OPEC Heavyweight UAE President Dies
The President of the United Arab Emirates (UAE), Sheikh Khalifa bin Zayed Al Nahyan, died on Friday, the official news agency of OPEC’s third-largest producer reported.
Sheikh Khalifa bin Zayed Al Nahyan suffered a stroke in 2014 and since then has rarely participated in the daily affairs of the UAE.
His half-brother, Abu Dhabi Crown Prince Mohammed bin Zayed Al Nahyan, aka MBZ, has been the de facto ruler of the UAE for several years now. The crown prince is expected to succeed his half-brother as head of Abu Dhabi.
The UAE will observe a forty-day national mourning with the flag at half mast starting today, the Ministry of Presidential Affairs said, adding that work will be suspended in all ministries, departments and federal, local and private entities for three days. .

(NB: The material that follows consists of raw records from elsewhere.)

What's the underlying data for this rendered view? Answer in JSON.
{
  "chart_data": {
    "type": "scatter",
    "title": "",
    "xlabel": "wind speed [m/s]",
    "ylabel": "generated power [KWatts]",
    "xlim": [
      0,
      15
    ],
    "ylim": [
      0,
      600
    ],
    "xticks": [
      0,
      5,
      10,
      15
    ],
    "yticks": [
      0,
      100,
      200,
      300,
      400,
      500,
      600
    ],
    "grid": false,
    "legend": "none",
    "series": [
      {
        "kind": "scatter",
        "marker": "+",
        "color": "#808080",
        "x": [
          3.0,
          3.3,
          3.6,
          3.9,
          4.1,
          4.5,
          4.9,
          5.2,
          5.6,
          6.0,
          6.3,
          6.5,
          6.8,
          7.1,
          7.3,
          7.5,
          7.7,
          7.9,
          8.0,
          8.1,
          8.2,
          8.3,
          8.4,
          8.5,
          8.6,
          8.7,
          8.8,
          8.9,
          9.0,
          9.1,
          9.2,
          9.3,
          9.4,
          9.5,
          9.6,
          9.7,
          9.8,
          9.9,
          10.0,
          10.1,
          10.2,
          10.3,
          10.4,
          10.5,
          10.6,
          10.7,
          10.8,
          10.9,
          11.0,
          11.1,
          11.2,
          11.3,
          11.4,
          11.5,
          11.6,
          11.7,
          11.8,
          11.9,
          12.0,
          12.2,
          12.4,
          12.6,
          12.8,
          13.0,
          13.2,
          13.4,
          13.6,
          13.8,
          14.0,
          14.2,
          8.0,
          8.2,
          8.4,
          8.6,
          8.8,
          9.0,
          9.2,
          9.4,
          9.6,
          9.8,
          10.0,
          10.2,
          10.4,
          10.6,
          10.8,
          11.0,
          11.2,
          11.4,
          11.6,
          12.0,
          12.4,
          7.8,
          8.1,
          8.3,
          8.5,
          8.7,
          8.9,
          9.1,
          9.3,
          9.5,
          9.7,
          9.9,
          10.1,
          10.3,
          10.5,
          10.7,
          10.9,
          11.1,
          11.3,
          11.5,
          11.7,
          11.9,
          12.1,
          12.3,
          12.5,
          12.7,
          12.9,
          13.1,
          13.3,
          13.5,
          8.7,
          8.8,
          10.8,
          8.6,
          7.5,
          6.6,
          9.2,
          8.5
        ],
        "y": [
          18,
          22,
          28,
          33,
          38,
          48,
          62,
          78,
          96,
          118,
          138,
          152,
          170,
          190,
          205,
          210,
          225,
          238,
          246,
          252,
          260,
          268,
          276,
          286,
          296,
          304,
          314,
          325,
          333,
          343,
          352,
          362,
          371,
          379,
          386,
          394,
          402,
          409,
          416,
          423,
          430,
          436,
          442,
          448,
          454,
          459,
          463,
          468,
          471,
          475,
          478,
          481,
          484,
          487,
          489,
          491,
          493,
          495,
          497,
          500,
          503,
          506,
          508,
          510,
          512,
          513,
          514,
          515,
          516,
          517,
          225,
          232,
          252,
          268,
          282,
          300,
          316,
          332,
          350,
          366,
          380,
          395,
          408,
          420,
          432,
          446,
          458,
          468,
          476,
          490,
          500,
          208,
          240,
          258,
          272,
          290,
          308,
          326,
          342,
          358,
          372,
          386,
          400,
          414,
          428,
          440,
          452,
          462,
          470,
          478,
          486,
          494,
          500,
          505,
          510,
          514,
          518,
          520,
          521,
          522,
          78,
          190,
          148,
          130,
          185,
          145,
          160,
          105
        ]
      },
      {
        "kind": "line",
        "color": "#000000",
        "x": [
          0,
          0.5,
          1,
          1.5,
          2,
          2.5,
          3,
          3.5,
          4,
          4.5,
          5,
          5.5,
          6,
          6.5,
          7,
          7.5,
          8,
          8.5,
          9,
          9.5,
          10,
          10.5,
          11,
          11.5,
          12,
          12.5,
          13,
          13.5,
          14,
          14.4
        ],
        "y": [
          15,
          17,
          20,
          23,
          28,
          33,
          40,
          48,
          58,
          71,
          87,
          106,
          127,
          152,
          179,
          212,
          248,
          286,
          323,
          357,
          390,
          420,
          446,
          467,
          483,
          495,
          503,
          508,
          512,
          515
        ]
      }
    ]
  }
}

Under the UAE’s constitution, Vice President and Prime Minister Sheikh Mohammed bin Rashid al-Maktoum, the ruler of Dubai, would act as president until the federal council of rulers of the seven emirates convenes. within 30 days to elect a new president.
The United Arab Emirates is a major oil producer, the third largest in OPEC, and is one of the most influential members of the cartel and the wider OPEC+ alliance along with a dozen non-OPEC producers. OPEC led by Russia.
In April, the United Arab Emirates pumped 3.015 million barrels per day (bpd) of crude oil, up 36,000 bpd from March, according to secondary sources in the latest Monthly Oil Market Report (MOMR) from the United Arab Emirates. ‘OPEC released on Thursday. It is OPEC’s third highest production behind Saudi Arabia and Iraq.
The UAE is also an influential voice in oil markets, as participants pay attention to what the country’s energy minister, Suhail al-Mazrouei, says at public events.
More recently, al-Mazrouei said this week that the extreme volatility in the oil market these days is the result of boycotts by some buyers of certain crudes and is unrelated to OPEC+, and beyond the control of the government. ‘alliance.